OK, guys and gals, concentrate…and remember this is my life - if it ain’t confoozled, it ain’t me.

I’m building 2 Canterbury J’s and collecting bits as the budget allowed. The problem is that my servos aren’t the same. The rudder servos (HiTec high torques) are Futaba plugs while the winches (HiTec drums) are JR plugs. I’ve got 1 JR Tx/Rx combo and one Futaba Tx/Rx combo.

TELL me that it’s a matter of reconfiguring pins or changing servo wire ends - right? I’m worried that somewhere in the distant past I read that JR-configured servos won’t work with Futaba Rx’s…positive- versus negative-pluse or some such electronic trivia…

There is nothing - absolutely nothing - half so much worth doing as simply messing about in boats. Kenneth Graeme, Wind in the Willows.

On the boats over here we have come up against this problem from time to time(hitec and futaba).

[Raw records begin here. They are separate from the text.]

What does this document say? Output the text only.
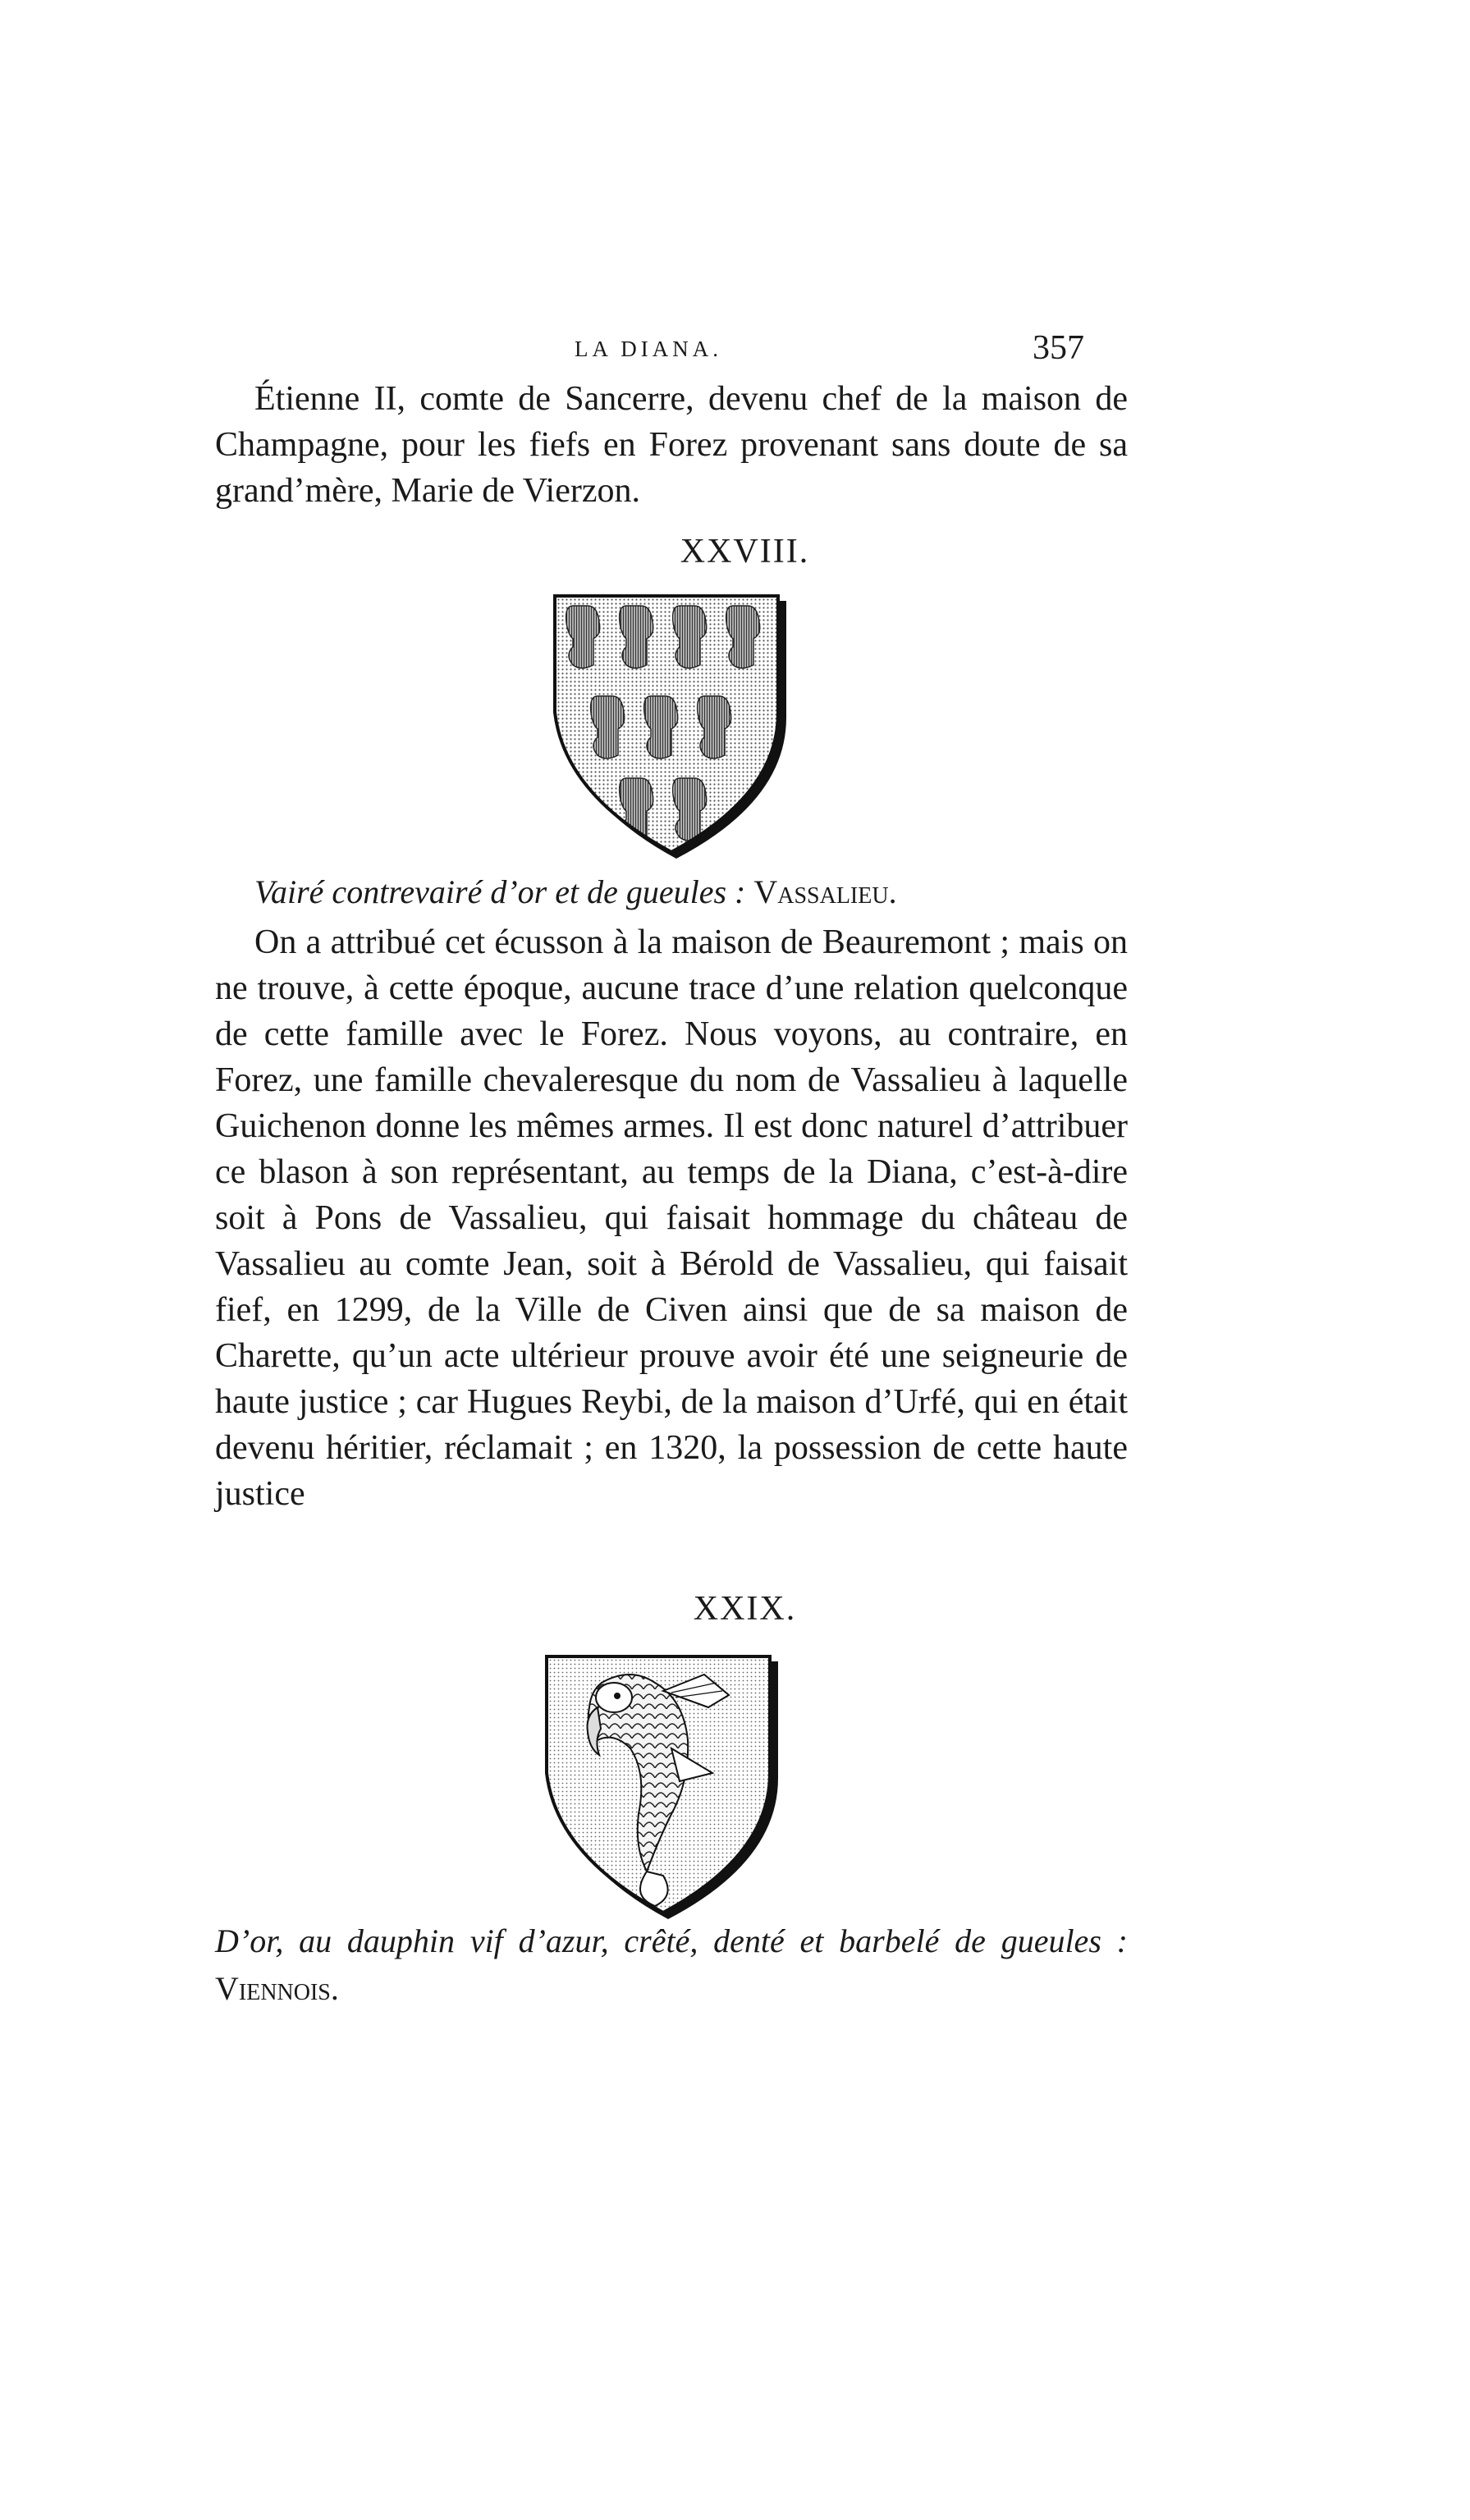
LA DIANA.	357
Étienne II, comte de Sancerre, devenu chef de la maison de Champagne, pour les fiefs en Forez provenant sans doute de sa grand’mère, Marie de Vierzon.
XXVIII.
Vairé contrevairé d’or et de gueules : Vassalieu.
On a attribué cet écusson à la maison de Beauremont ; mais on ne trouve, à cette époque, aucune trace d’une relation quelconque de cette famille avec le Forez. Nous voyons, au contraire, en Forez, une famille chevaleresque du nom de Vassalieu à laquelle Guichenon donne les mêmes armes. Il est donc naturel d’attribuer ce blason à son représentant, au temps de la Diana, c’est-à-dire soit à Pons de Vassalieu, qui faisait hommage du château de Vassalieu au comte Jean, soit à Bérold de Vassalieu, qui faisait fief, en 1299, de la Ville de Civen ainsi que de sa maison de Charette, qu’un acte ultérieur prouve avoir été une seigneurie de haute justice ; car Hugues Reybi, de la maison d’Urfé, qui en était devenu héritier, réclamait ; en 1320, la possession de cette haute justice
XXIX.
D’or, au dauphin vif d’azur, crêté, denté et barbelé de gueules : Viennois.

All we did was change the wires around in the plug ends to suit the configuration. Don’t know if it will work with your equipment, but I can’t see why it wouldn’t.
Peter

JR and Futaba recievers are not compatible with each other’s transmitters. As FM’s they are different shifts. Some transmitters like the Hitec Eclipse can change shift and be setup for positive and negative shift. I’m not sure how this relates to AM. For PCM every manufacturer is different and there is not much cross compatibility.

For servos they are interchangeable. Only the connector is different. Futaba and JR have the same pinout. Futaba is white,red,black. JR is yellow,red,black. Yellow and white are the same. To use JR servos in a Futaba reciever usually just requires nothing. Just remember to plug it in so that the yellow goes where the white goes on a Futaba servo. To use a Futaba servo in a reciever that has JR plugs, (this is usually a hitec reciever since hitec servos by default are JR plugs if you buy a hitec radio) you need to trim the tab that sticks out from the white pin side of the plug.

I feel better and both replies make sense. Thank you.

There is nothing - absolutely nothing - half so much worth doing as simply messing about in boats. Kenneth Graeme, Wind in the Willows.